Compared with performances of tests in previous studies and meta-analyses with biopsy as the gold standard, the APRI, FIB-4, GP and LSM showed better performances for diagnosis of significant fibrosis, while less value for diagnosis of cirrhosis by LCM-R (latent class model with a random-factor) model (
14,
15,
20,
24,
26,
33). Models using LCM without random effects for significant fibrosis and cirrhosis did not fit the observed distribution (P value of L
2 was less than 0.05,
Table 5), which suggested a random effect due to dependency among tests (as expected due to previous validation of APRI, FIB-4, GP and LSM by biopsy). In the LCM-R model assessment, relative performances of APRI, FIB-4, GP and LSM would be helpful in the absence of a gold standard.
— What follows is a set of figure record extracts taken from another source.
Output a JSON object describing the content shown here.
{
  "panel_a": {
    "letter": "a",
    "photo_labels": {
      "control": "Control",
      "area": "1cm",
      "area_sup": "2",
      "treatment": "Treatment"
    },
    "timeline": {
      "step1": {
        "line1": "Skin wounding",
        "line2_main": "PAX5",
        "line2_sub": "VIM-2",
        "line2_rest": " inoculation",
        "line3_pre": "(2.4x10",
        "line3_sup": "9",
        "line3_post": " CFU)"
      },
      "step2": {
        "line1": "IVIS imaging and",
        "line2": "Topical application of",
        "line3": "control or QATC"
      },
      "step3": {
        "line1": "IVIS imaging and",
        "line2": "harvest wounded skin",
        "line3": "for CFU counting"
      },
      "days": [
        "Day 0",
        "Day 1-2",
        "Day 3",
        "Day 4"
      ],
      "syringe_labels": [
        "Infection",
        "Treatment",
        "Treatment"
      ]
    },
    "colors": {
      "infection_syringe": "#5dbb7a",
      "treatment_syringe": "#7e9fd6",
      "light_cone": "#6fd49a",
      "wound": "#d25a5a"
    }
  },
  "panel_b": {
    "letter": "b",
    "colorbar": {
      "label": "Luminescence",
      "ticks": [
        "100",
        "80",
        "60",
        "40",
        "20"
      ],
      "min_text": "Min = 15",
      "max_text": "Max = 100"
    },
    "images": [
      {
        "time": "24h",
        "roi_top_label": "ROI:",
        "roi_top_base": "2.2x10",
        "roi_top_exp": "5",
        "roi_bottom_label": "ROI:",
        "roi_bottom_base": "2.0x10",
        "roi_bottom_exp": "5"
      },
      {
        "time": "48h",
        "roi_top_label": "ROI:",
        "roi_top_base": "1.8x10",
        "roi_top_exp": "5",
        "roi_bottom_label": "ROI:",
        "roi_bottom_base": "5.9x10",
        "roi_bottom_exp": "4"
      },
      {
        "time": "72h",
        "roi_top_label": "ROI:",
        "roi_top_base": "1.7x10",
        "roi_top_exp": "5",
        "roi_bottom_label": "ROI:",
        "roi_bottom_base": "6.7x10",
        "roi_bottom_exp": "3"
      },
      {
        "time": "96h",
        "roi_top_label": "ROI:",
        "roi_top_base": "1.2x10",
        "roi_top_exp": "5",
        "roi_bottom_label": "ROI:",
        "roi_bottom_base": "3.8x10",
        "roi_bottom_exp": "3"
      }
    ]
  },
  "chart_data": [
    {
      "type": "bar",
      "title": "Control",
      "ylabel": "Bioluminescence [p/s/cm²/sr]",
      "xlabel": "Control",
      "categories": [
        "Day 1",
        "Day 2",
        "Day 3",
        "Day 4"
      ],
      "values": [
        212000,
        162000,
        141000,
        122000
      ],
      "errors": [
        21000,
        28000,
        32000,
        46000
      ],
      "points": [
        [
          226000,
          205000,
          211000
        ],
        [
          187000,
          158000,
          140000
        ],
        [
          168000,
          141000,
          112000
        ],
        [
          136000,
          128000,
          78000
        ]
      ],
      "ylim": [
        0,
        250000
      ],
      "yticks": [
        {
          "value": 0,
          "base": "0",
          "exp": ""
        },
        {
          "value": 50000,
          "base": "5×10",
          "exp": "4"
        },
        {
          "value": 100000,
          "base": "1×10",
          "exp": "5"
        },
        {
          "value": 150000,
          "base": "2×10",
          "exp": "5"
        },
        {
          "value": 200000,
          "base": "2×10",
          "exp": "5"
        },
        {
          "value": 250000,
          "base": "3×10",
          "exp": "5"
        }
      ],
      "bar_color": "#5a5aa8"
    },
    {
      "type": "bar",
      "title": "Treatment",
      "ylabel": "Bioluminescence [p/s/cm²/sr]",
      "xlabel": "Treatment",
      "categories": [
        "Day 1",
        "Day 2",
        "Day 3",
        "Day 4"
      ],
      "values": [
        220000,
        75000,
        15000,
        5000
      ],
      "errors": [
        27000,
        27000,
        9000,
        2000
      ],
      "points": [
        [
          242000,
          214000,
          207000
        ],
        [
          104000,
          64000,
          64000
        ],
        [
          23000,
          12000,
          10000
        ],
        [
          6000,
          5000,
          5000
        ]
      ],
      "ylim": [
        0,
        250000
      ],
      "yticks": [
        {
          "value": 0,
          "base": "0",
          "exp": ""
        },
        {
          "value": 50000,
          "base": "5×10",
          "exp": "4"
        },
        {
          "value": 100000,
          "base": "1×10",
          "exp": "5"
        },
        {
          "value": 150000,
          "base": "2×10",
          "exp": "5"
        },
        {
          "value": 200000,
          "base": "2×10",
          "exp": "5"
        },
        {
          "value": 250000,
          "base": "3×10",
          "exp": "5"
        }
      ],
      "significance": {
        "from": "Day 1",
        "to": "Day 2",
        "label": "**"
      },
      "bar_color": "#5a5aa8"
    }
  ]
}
5.1. Impaired Sources of Major Variability Among Tests
To identify the strength of LCM for estimation, we considered random effect of initial dependency among noninvasive fibrosis tests and discovered their paired residual. As previously estimation mentioned above, bivariate residuals of LSM-APRI and LSM-FIB-4 were the impaired source in modeling for significant fibrosis. The rational explanation might be that necrosis and inflammation increase LSM independent of fibrosis stages (
34) and ALT increases LSM linearly in chronic hepatitis B patients at any fibrosis stage (
35). In spite of exclusion of patients with obviously increased aminotransferase in this study, we still needed to think over recessive necrosis, inflammation and steatosis in liver. The LSM-GP pair was the most important residual for diagnosis of cirrhosis. PLT was usually significantly influenced in the later period of cirrhosis with hypersplenism, which would make GP disable to distinguish earlier cirrhosis.
5.2. Limitations
As a diagnosis-evaluation, this study could not give the AUROC of each test, because LCM-R could only give an estimation of test performance, which was the main limitation of this method. There was no confidence interval for the LCM-derived sensitivity and specificity estimates, because these estimates were calculated from combinations of conditional probabilities, which had individual maximum-likelihood and estimated standard errors. During the analysis of the tests, bivariate residuals of LSM-APRI, LSM-FIB-4 and LSM-GP impaired the fit of models; therefore, more studies should be performed to identify the causes of high discordances rates between these pairs including their intra- and inter-observers variability. The cut-off of all tests had been controversial in different studies, which were still not unanimous. Much more clinic researches are needed to get accurate cut-off and raise the diagnostic efficacy. In this study, we quoted the WHO HBV guideline and strict meta-analysis to define the cut-offs for the tests. Liver biopsy was not performed in this study, so we could not compare and verify assessment of tests between traditional analysis according to liver biopsy as a gold standard and model-estimation using LCM-R. In spite of these limitations, this study was estimation and verification of the tests and the performances cannot represent the true status, but we believe it is approximate to the truth.
5.3. Conclusions
In this model without gold standard, high specificity and sensitivity (> 90%) of FIB-4 were confirmed for diagnosis of significant fibrosis. APRI also had sub-optimal diagnosis accuracy (sensitivity > 90%, specificity > 70%) for significant fibrosis. LSM showed the best diagnosis value for cirrhosis with the highest sensitivity (37.03%) and well specificity (78.64%).
Through the estimation of above four noninvasive fibrosis tests by LCM-R model, we could get their diagnostic performances and relative dominance of each test in diagnosis and select the best or combined test to achieve the best accuracy for clinical application depending on their diagnostic values.